Governments serve this version of ‘progress’ because its serves them—the people who constitute government are serving the state, which can only be oppressive, and themselves, much the same as the hierarchy of private corporations. They will make decisions on our behalf—rights we have often handed over to them—that serve a ‘common interest’ that even at its best can never take into consideration even the nuances of a single word such as ‘ecology’, or ‘environment’, never mind the realities of loss.

And one must always be conscious, as a writer, that governments and corporations will readily co-opt (and fund!) creative texts to further their own ends, even when those ends are far from the intention of the writer. There is what we might term a ‘grey market’ in text—say, lines from a poem used to further a capitalist and/or ecologically destructive purpose outside the poem’s intended meaning. We see this a lot with right-wing political parties and figures using musicians’ work to promote their cause/s: note how many composers and bands contested the Trump campaign’s abuse and misuse of their songs/music!
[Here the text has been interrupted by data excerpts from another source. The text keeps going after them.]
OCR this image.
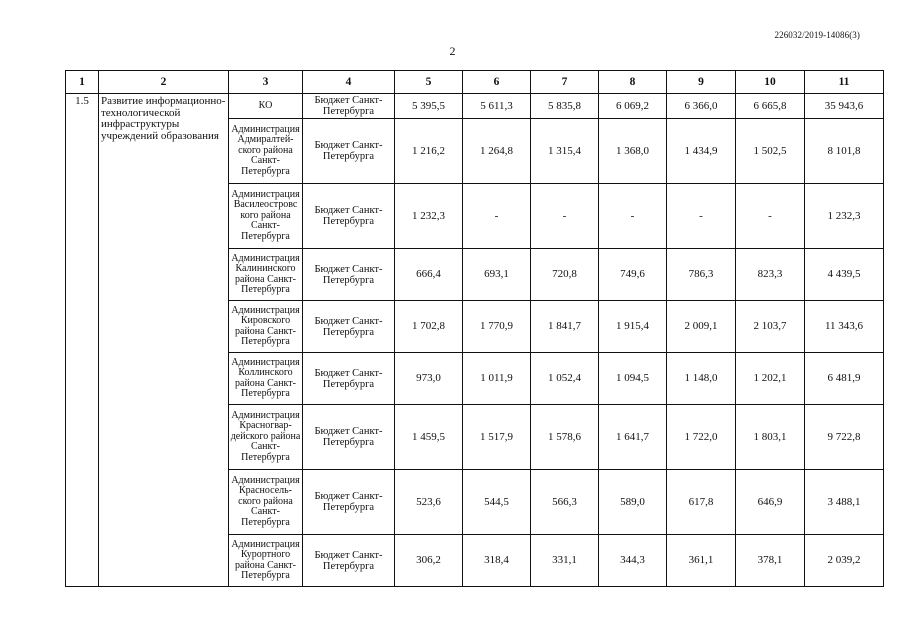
226032/2019-14086(3)
2
1	2	3	4	5	6	7	8	9	10	11
1.5	Развитие информационно-технологической инфраструктуры учреждений образования	КО	Бюджет Санкт-Петербурга	5 395,5	5 611,3	5 835,8	6 069,2	6 366,0	6 665,8	35 943,6
		Администрация Адмиралтей-ского района Санкт-Петербурга	Бюджет Санкт-Петербурга	1 216,2	1 264,8	1 315,4	1 368,0	1 434,9	1 502,5	8 101,8
		Администрация Василеостровс кого района Санкт-Петербурга	Бюджет Санкт-Петербурга	1 232,3	-	-	-	-	-	1 232,3
		Администрация Калининского района Санкт-Петербурга	Бюджет Санкт-Петербурга	666,4	693,1	720,8	749,6	786,3	823,3	4 439,5
		Администрация Кировского района Санкт-Петербурга	Бюджет Санкт-Петербурга	1 702,8	1 770,9	1 841,7	1 915,4	2 009,1	2 103,7	11 343,6
		Администрация Коллинского района Санкт-Петербурга	Бюджет Санкт-Петербурга	973,0	1 011,9	1 052,4	1 094,5	1 148,0	1 202,1	6 481,9
		Администрация Красногвар-дейского района Санкт-Петербурга	Бюджет Санкт-Петербурга	1 459,5	1 517,9	1 578,6	1 641,7	1 722,0	1 803,1	9 722,8
		Администрация Красносель-ского района Санкт-Петербурга	Бюджет Санкт-Петербурга	523,6	544,5	566,3	589,0	617,8	646,9	3 488,1
		Администрация Курортного района Санкт-Петербурга	Бюджет Санкт-Петербурга	306,2	318,4	331,1	344,3	361,1	378,1	2 039,2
Now, I am against ‘ownership’ of text per se, but as an activist I also feel we need to be vigilant regarding how our texts operate in the world—always thinking of them in terms of cultural respect and how to avoid culturally appropriative behaviours. We do not have the right to access culturally and personally sensitive textualities. And, importantly, we need to be aware of how texts might be misused . We need to use language in such a way that it is able to deny, actually to deconstruct right-wing, anti-environmental, conservative agendas. I believe this is possible and worth thinking about. I try to do this with my poems, to create a flexible language that is giving room to grow, to critique itself under any conditions.
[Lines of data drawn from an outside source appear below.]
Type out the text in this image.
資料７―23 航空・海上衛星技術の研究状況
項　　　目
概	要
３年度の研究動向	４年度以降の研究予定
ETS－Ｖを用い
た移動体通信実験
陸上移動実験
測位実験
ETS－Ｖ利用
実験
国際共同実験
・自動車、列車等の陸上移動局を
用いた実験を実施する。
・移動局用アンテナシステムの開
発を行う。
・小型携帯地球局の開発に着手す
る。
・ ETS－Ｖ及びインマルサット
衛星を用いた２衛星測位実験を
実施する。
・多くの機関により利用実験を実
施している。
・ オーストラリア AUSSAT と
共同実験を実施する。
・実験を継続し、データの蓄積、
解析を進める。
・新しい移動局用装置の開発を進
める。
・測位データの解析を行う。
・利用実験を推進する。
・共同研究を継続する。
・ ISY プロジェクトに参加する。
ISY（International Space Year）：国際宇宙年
Poetry is a means of not only acting as witness and bringing attention to ecological damage, but also implementing change by allowing people spaces that are private and public at once—the poem is a space of conversation, of shared language, but with each reader or hearer taking away a particular personally inflected version. ‘Call and response’ has long had a role in traditional poetries; I also see it as an essential part of the contemporary activist poet’s range of practice. I write an observation of damage being done to old-growth trees along the York-Quairading Road (now destroyed) and you hopefully will respond with your own words of challenge—not to support the damage, but contesting my words in terms of finding more effective ways of halting the damage. A poem is out there, hoping for a poem-reply to come back. It’s a form of communication, of course, but more than that, it’s a way of building a linguistic campaign that can find hands and feet and embodiment to implement change physically (non-violently).

These exchanges draw us out of our houses into the broader ecological house of the world—they focus us around the trees that need saving, they help focus us to protest GM crops, to refuse participation in military adventurism. A poem read in front of a bulldozer/clearing equipment can stop a bulldozer. I have done this across thirty-five years. Not only have I read poems at the recent Beeliar protests, but I read them in the same bushland behind Murdoch back in the early 80s (when I literally stopped a bulldozer with a poem). I have read poems in London during the Occupy protests, against the Iraq war in the United States in the early 2000s, against logging in the southwest on various occasions over the decades, and in many other adversarial circumstances.